NASA’s probe is trying to get closer to the sun | Space News
With the spacecraft now gone, it will be Friday before the mission’s operators confirm its historic flight.
NASA’s Parker Solar Probe is expected to make a record-breaking flyby of the sun’s outer space, called the corona, in a mission to help scientists learn more about Earth’s closest star.
“No man-made object has ever passed this close to a star, so Parker will be sending data back to an unknown location,” Nick Pinkine, mission manager at the Johns Hopkins Applied Physics Laboratory, said on the US space agency’s website on Tuesday. .
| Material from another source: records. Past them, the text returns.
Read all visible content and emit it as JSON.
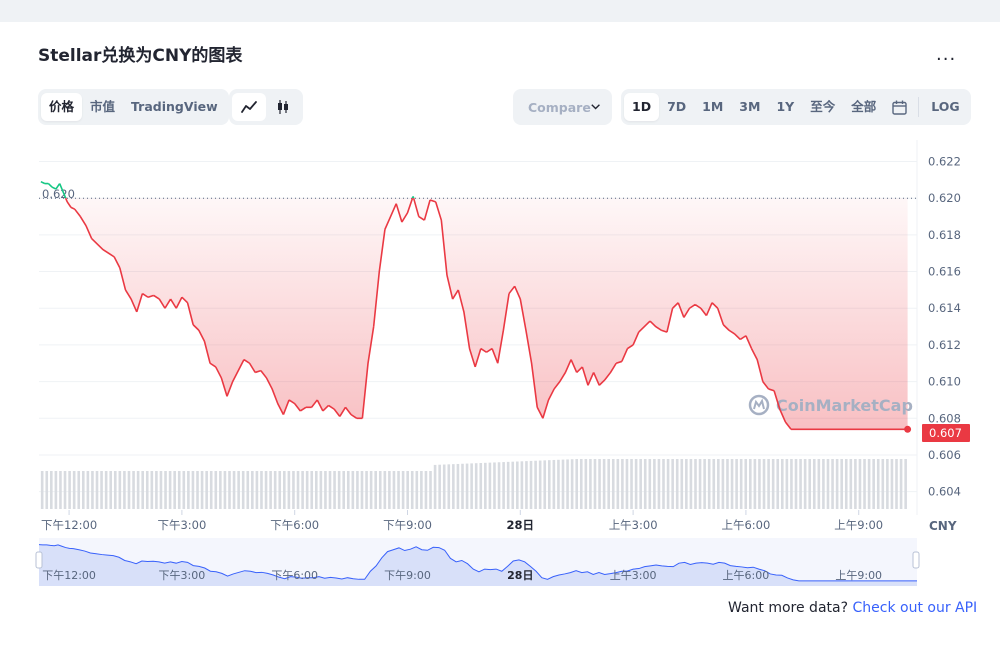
{
  "title": "Stellar兑换为CNY的图表",
  "more_label": "...",
  "tabs": {
    "price": "价格",
    "market_cap": "市值",
    "tradingview": "TradingView",
    "line_icon": "line-chart-icon",
    "candle_icon": "candlestick-icon"
  },
  "compare": {
    "label": "Compare",
    "icon": "chevron-down-icon"
  },
  "ranges": [
    "1D",
    "7D",
    "1M",
    "3M",
    "1Y",
    "至今",
    "全部"
  ],
  "active_range": "1D",
  "calendar_icon": "calendar-icon",
  "log_label": "LOG",
  "watermark": "CoinMarketCap",
  "footer": {
    "text": "Want more data?",
    "link": "Check out our API"
  },
  "colors": {
    "up": "#16c784",
    "down": "#ea3943",
    "navigator": "#3861fb",
    "volume": "#d8dbe0"
  },
  "chart_data": {
    "type": "line",
    "currency_label": "CNY",
    "open_price_label": "0.620",
    "current_price_label": "0.607",
    "ylim": [
      0.603,
      0.6229
    ],
    "y_ticks": [
      "0.622",
      "0.620",
      "0.618",
      "0.616",
      "0.614",
      "0.612",
      "0.610",
      "0.608",
      "0.606",
      "0.604"
    ],
    "x_ticks": [
      "下午12:00",
      "下午3:00",
      "下午6:00",
      "下午9:00",
      "28日",
      "上午3:00",
      "上午6:00",
      "上午9:00"
    ],
    "x_tick_hours": [
      0,
      3,
      6,
      9,
      12,
      15,
      18,
      21
    ],
    "open_price": 0.62,
    "grid": true,
    "series": [
      {
        "x": [
          -0.75,
          -0.65,
          -0.55,
          -0.45,
          -0.35,
          -0.25,
          -0.15,
          -0.05,
          0.05,
          0.15,
          0.3,
          0.45,
          0.6,
          0.75,
          0.9,
          1.05,
          1.2,
          1.35,
          1.5,
          1.65,
          1.8,
          1.95,
          2.1,
          2.25,
          2.4,
          2.55,
          2.7,
          2.85,
          3.0,
          3.15,
          3.3,
          3.45,
          3.6,
          3.75,
          3.9,
          4.05,
          4.2,
          4.35,
          4.5,
          4.65,
          4.8,
          4.95,
          5.1,
          5.25,
          5.4,
          5.55,
          5.7,
          5.85,
          6.0,
          6.15,
          6.3,
          6.45,
          6.6,
          6.75,
          6.9,
          7.05,
          7.2,
          7.35,
          7.5,
          7.65,
          7.8,
          7.95,
          8.1,
          8.25,
          8.4,
          8.55,
          8.7,
          8.85,
          9.0,
          9.15,
          9.3,
          9.45,
          9.6,
          9.75,
          9.9,
          10.05,
          10.2,
          10.35,
          10.5,
          10.65,
          10.8,
          10.95,
          11.1,
          11.25,
          11.4,
          11.55,
          11.7,
          11.85,
          12.0,
          12.15,
          12.3,
          12.45,
          12.6,
          12.75,
          12.9,
          13.05,
          13.2,
          13.35,
          13.5,
          13.65,
          13.8,
          13.95,
          14.1,
          14.25,
          14.4,
          14.55,
          14.7,
          14.85,
          15.0,
          15.15,
          15.3,
          15.45,
          15.6,
          15.75,
          15.9,
          16.05,
          16.2,
          16.35,
          16.5,
          16.65,
          16.8,
          16.95,
          17.1,
          17.25,
          17.4,
          17.55,
          17.7,
          17.85,
          18.0,
          18.15,
          18.3,
          18.45,
          18.6,
          18.75,
          18.9,
          19.05,
          19.2,
          19.35,
          19.5,
          19.65,
          19.8,
          19.95,
          20.1,
          20.25,
          20.4,
          20.55,
          20.7,
          20.85,
          21.0,
          21.15,
          21.3,
          21.45,
          21.6,
          21.75,
          21.9,
          22.05,
          22.2,
          22.3
        ],
        "y": [
          0.6209,
          0.6208,
          0.6208,
          0.6206,
          0.6205,
          0.6208,
          0.6203,
          0.6198,
          0.6195,
          0.6194,
          0.619,
          0.6185,
          0.6178,
          0.6175,
          0.6172,
          0.617,
          0.6168,
          0.6162,
          0.615,
          0.6145,
          0.6138,
          0.6148,
          0.6146,
          0.6147,
          0.6145,
          0.614,
          0.6145,
          0.614,
          0.6146,
          0.6143,
          0.6131,
          0.6128,
          0.6122,
          0.611,
          0.6108,
          0.6102,
          0.6092,
          0.61,
          0.6106,
          0.6112,
          0.611,
          0.6105,
          0.6106,
          0.6102,
          0.6096,
          0.6088,
          0.6082,
          0.609,
          0.6088,
          0.6084,
          0.6086,
          0.6086,
          0.609,
          0.6084,
          0.6087,
          0.6085,
          0.6081,
          0.6086,
          0.6082,
          0.608,
          0.608,
          0.611,
          0.613,
          0.616,
          0.6183,
          0.619,
          0.6197,
          0.6187,
          0.6192,
          0.6201,
          0.619,
          0.6188,
          0.6199,
          0.6198,
          0.6188,
          0.6158,
          0.6145,
          0.615,
          0.6138,
          0.6118,
          0.6108,
          0.6118,
          0.6116,
          0.6118,
          0.611,
          0.6128,
          0.6148,
          0.6152,
          0.6145,
          0.6128,
          0.611,
          0.6086,
          0.608,
          0.609,
          0.6096,
          0.61,
          0.6105,
          0.6112,
          0.6105,
          0.6108,
          0.6098,
          0.6105,
          0.6098,
          0.6101,
          0.6105,
          0.611,
          0.6111,
          0.6118,
          0.612,
          0.6127,
          0.613,
          0.6133,
          0.613,
          0.6128,
          0.6127,
          0.614,
          0.6143,
          0.6135,
          0.614,
          0.6142,
          0.614,
          0.6136,
          0.6143,
          0.614,
          0.6131,
          0.6128,
          0.6126,
          0.6123,
          0.6125,
          0.6118,
          0.6112,
          0.61,
          0.6096,
          0.6095,
          0.6085,
          0.6078,
          0.6074,
          0.6074,
          0.6074,
          0.6074,
          0.6074,
          0.6074,
          0.6074,
          0.6074,
          0.6074,
          0.6074,
          0.6074,
          0.6074,
          0.6074,
          0.6074,
          0.6074,
          0.6074,
          0.6074,
          0.6074,
          0.6074,
          0.6074,
          0.6074,
          0.6074
        ]
      }
    ]
  }
}
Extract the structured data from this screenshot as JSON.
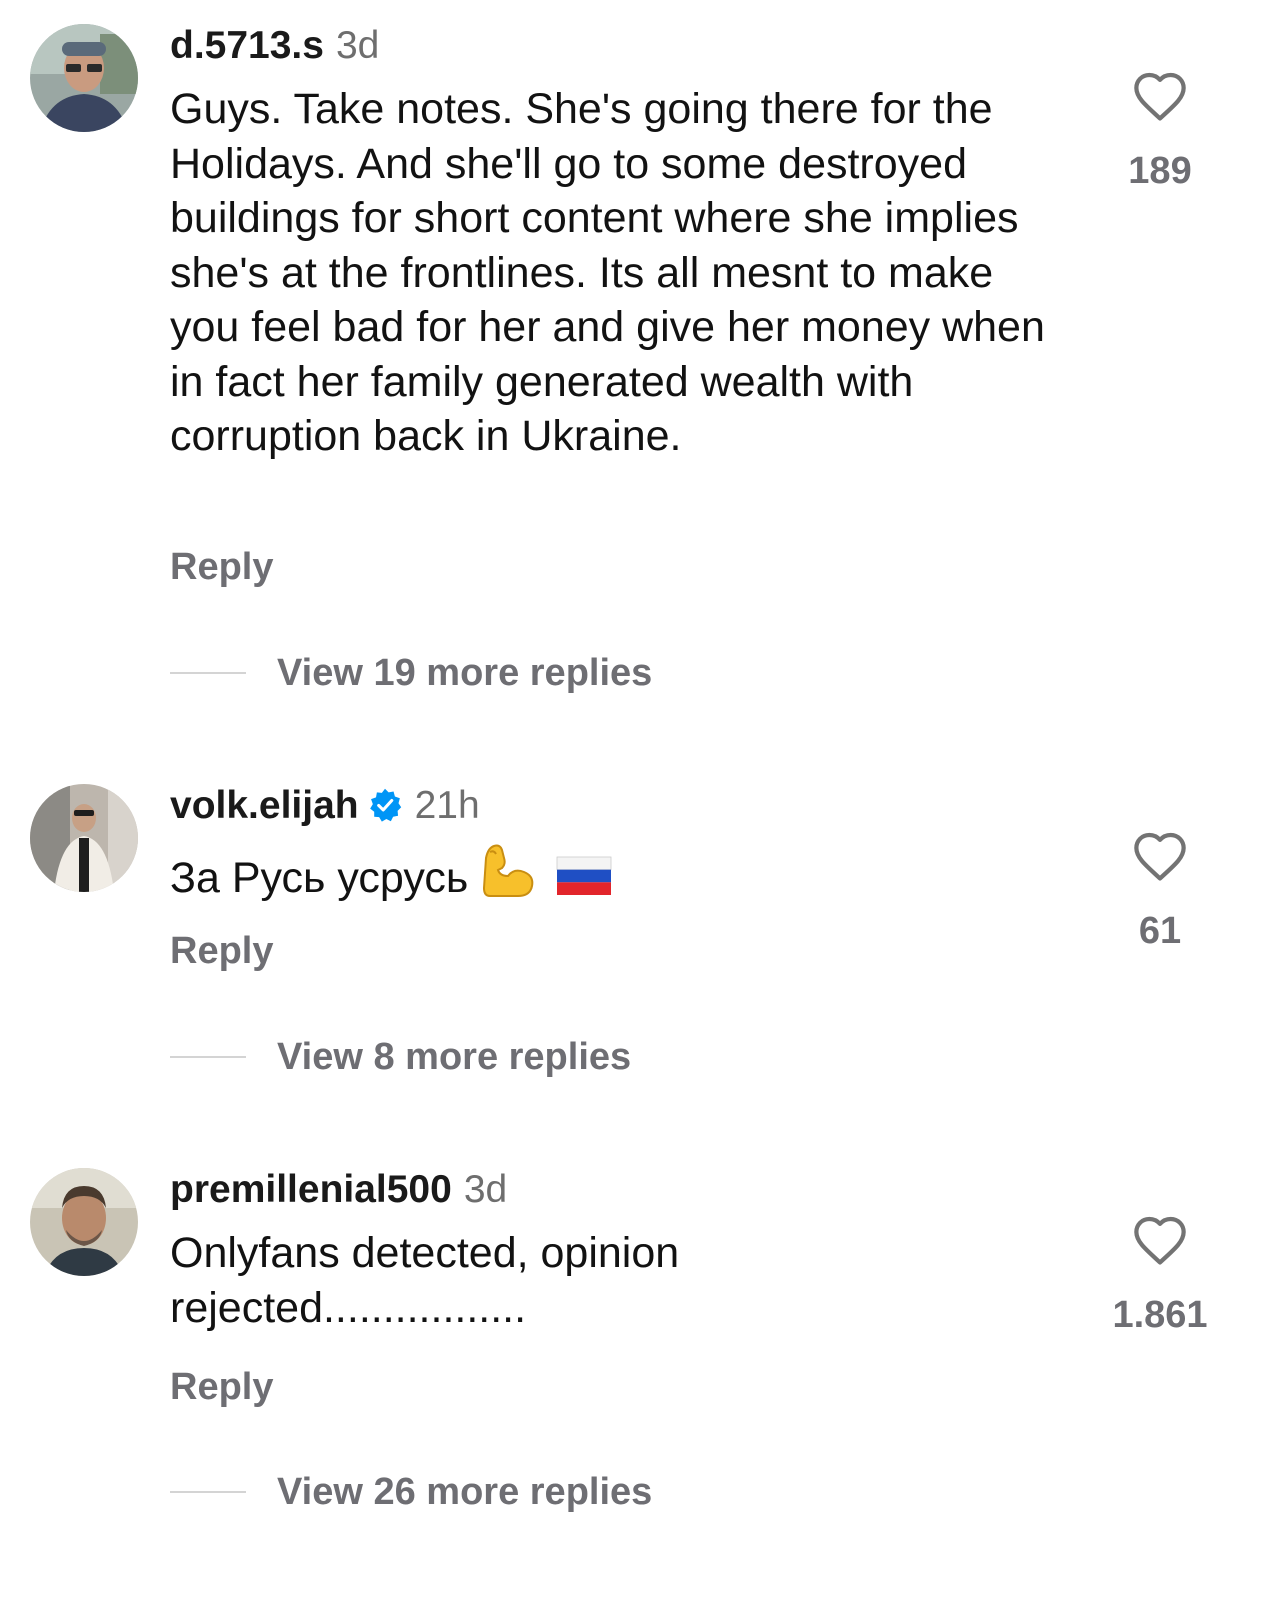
{
  "comments": [
    {
      "username": "d.5713.s",
      "time": "3d",
      "body": "Guys. Take notes. She's going there for the Holidays. And she'll go to some destroyed buildings for short content where she implies she's at the frontlines. Its all mesnt to make you feel bad for her and give her money when in fact her family generated wealth with corruption back in Ukraine.",
      "reply_label": "Reply",
      "view_replies": "View 19 more replies",
      "likes": "189"
    },
    {
      "username": "volk.elijah",
      "time": "21h",
      "body": "За Русь усрусь",
      "reply_label": "Reply",
      "view_replies": "View 8 more replies",
      "likes": "61",
      "verified": true,
      "emojis": [
        "flexed-biceps",
        "flag-russia"
      ]
    },
    {
      "username": "premillenial500",
      "time": "3d",
      "body": "Onlyfans detected, opinion rejected.................",
      "reply_label": "Reply",
      "view_replies": "View 26 more replies",
      "likes": "1.861"
    }
  ],
  "icons": {
    "like": "heart-outline-icon",
    "verified": "verified-badge-icon"
  },
  "colors": {
    "text": "#121212",
    "secondary": "#6e6e73",
    "verified": "#0095f6",
    "divider": "#d4d4d4"
  }
}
Parker was on track to fly 6.1 million kilometers (3.8 million miles) from the sun at 11:53 GMT on Tuesday. With the spacecraft now gone, it will be Friday before mission operators confirm its survival after a close flyby.
Traveling at speeds of up to 692,000km/h (430,000mph), fast enough to fly from Washington, DC, to Tokyo in less than one minute, the spacecraft will endure temperatures of up to 982 degrees Celsius (1,800 degrees Fahrenheit), says the NASA website .
If the distance between the Earth and the sun were the length of a 100-yard (91.4-meter) American football field, the spacecraft should have been 4 meters (4.4 yards) from the end point at the closest time. path – known as perihelion.
When the probe first passed through the sun’s atmosphere in 2021, it gained new information about the boundaries of the sun’s atmosphere and collected close-up images of coronal streamers, the cusp-like structures seen during solar eclipses.
Since the spacecraft’s launch in 2018, the probe has been orbiting ever closer to the sun, using flybys of Venus to pull its gravitational pull into a tight orbit around our own solar system star.
One instrument in space captured light from Venus, giving scientists a new way to see deep clouds on Earth, NASA said.
By entering these extreme conditions, Parker has been helping scientists to face some of the biggest mysteries of the sun: how the solar wind develops, why the corona is hotter than the surface below and what coronal mass ejections – huge clouds of plasma that throw into space – are like. formed.
Tuesday’s flyby is the first of three record-breaking flybys and the next two – on March 22 and June 19 – are expected to return the probe to the same distance closer to the sun.